30 DIAS A LA VICTORIA A TRAVEZ DEL PERDON

DIA 26

NO TE ENREDES EN LA VENGANZA

Hoy estamos viendo otra manera decisiva de evaluar la validez del perdón. Aparece cuando leemos lo que José les pidió a sus hermanos que hicieran tras expresarles su perdón. “¡Vamos, apúrense! Vuelvan a la casa de mi padre y díganle: ‘Así dice tu hijo José: Dios me ha hecho gobernador de todo Egipto. Ven a verme. No te demores’” (Gn. 45:9 nvi).


José quería que su padre fuera y viera que él estaba bien, y que ostentaba una posición importante; tanto que podía salvar a su familia del hambre. Así que envió a sus hermanos a compartir la buena noticia.


Es fácil pasar por alto la relevancia de la orden de José a sus hermanos. Recuerda que eran los mismos que se burlaban de los sueños y visiones de José cuando aún vivía con la familia. Los que tuvieron celos por la túnica multicolor que le había regalado su padre. Los que lo maltrataron y no tuvieron re­paros en torturar y afligir a su padre.

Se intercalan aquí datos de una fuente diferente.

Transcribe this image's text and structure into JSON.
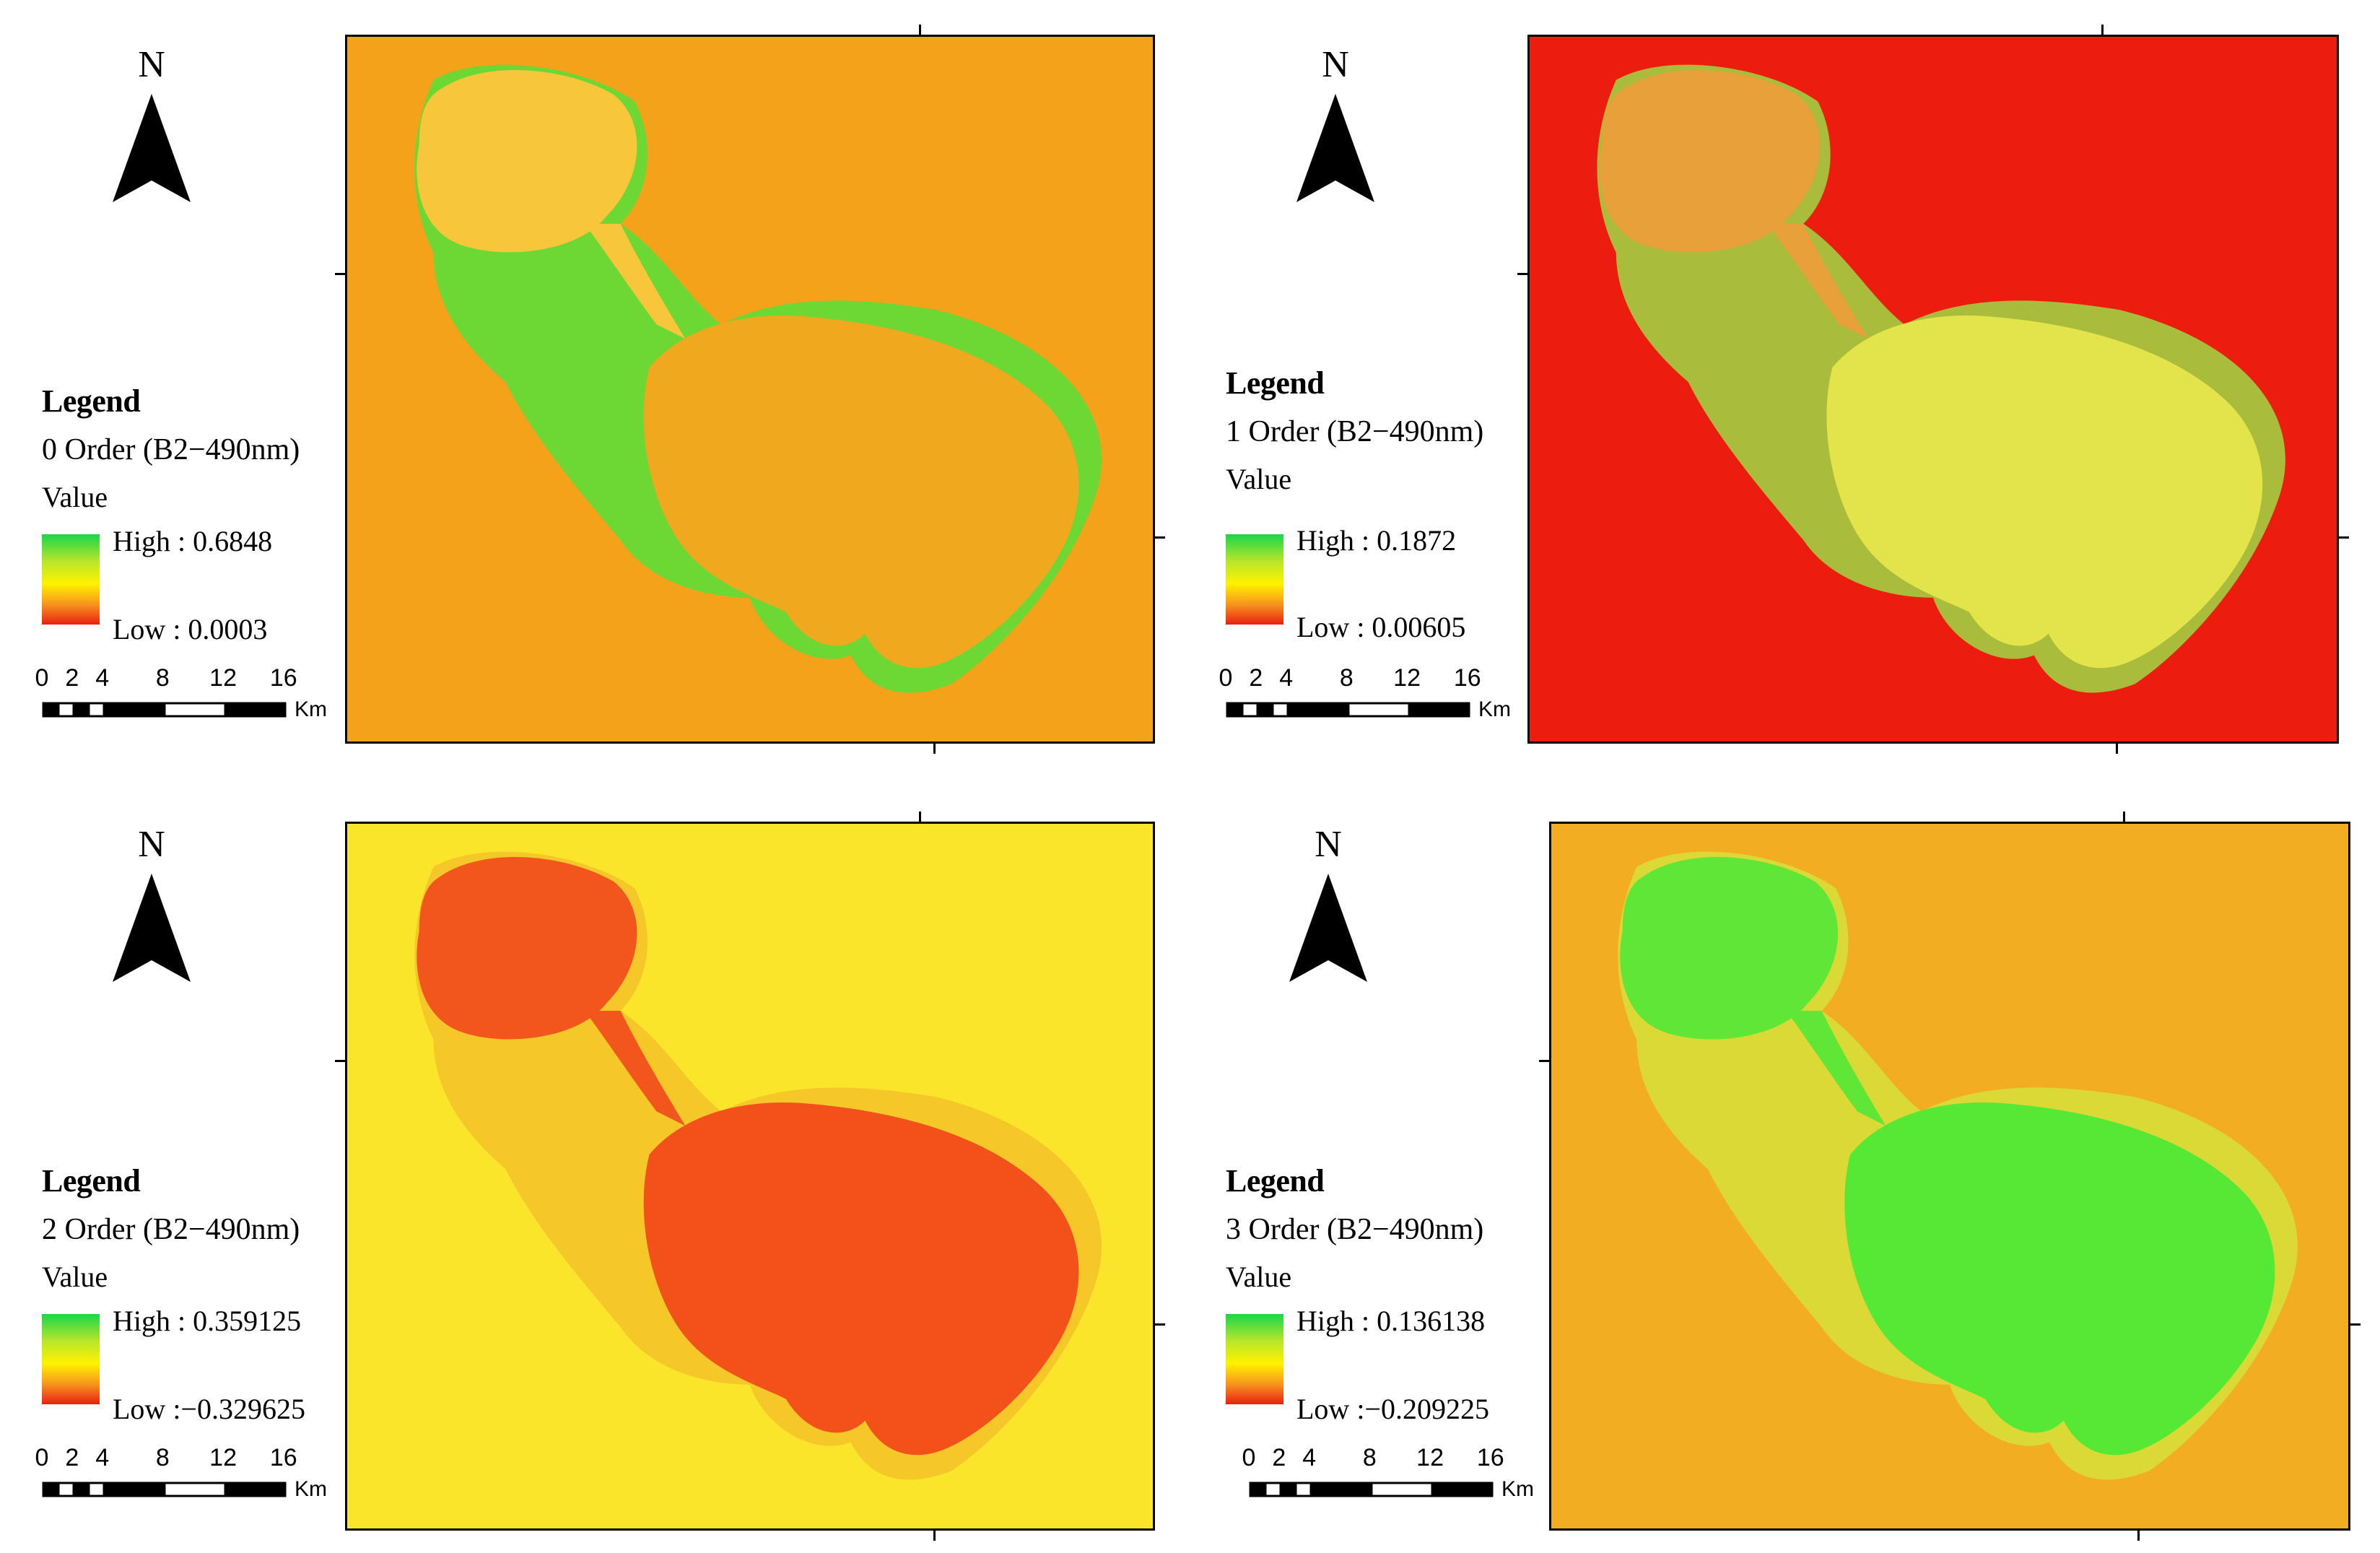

Cuando recordamos estas cosas, podríamos esperar que José ordenara a sus hermanos que volvieran a su casa y le confesaran a su padre todo lo que le habían hecho a él y a José. De esa manera, Jacob se enojaría con ellos y, finalmente, les daría el castigo que merecían. Pero en vez de actuar así, José protegió a sus hermanos y a su padre de más sufrimiento.


Amigo, si te aferras a la idea de la venganza —tal vez calificándolo de justicia—, estás impidiendo que Dios se haga cargo de la situación por ti. Si estás tratando de devolverle a tu ofensor lo que te ha hecho, Dios retrocederá y te dejará proceder a ti. El problema es que a ti no se te da tan bien como a Dios obrar en los ofensores. Él ejecutará su venganza solo cuando tú te hagas a un lado.


SI TE AFERRAS A LA IDEA DE LA VENGANZA, ESTÁS IMPIDIENDO QUE DIOS SE HAGA CARGO DE LA SITUACIÓN POR TI.

José no buscó vengarse de lo que sus hermanos le habían hecho. Los protegió a ellos y también a su padre de que conociera la tragedia a esas alturas. Gracias a esto, Dios podría desplegar su ira sobre los hermanos de la manera que escogiera. Por ejemplo, Judá era el líder del grupo cuando echaron a José al pozo. Y Génesis 38 está enteramente dedicado a los problemas que Judá y su familia tuvieron que enfrentar. Judá perdió a sus hijos. Su nuera lo sedujo a caer en la inmoralidad y quedó embarazada de él. Toda su vida parecía derrumbarse a su alrededor.

Perdonar a alguien no significa ignorar o pasar por alto la justicia debida. Significa reconocer que solo Dios puede ver el corazón y es el único que afirma: “Mía es la venganza, yo daré el pago” (He. 10:30). El verdadero perdón no se enreda en la venganza, porque confía en que Dios pagará, y mostrará gracia y misericordia.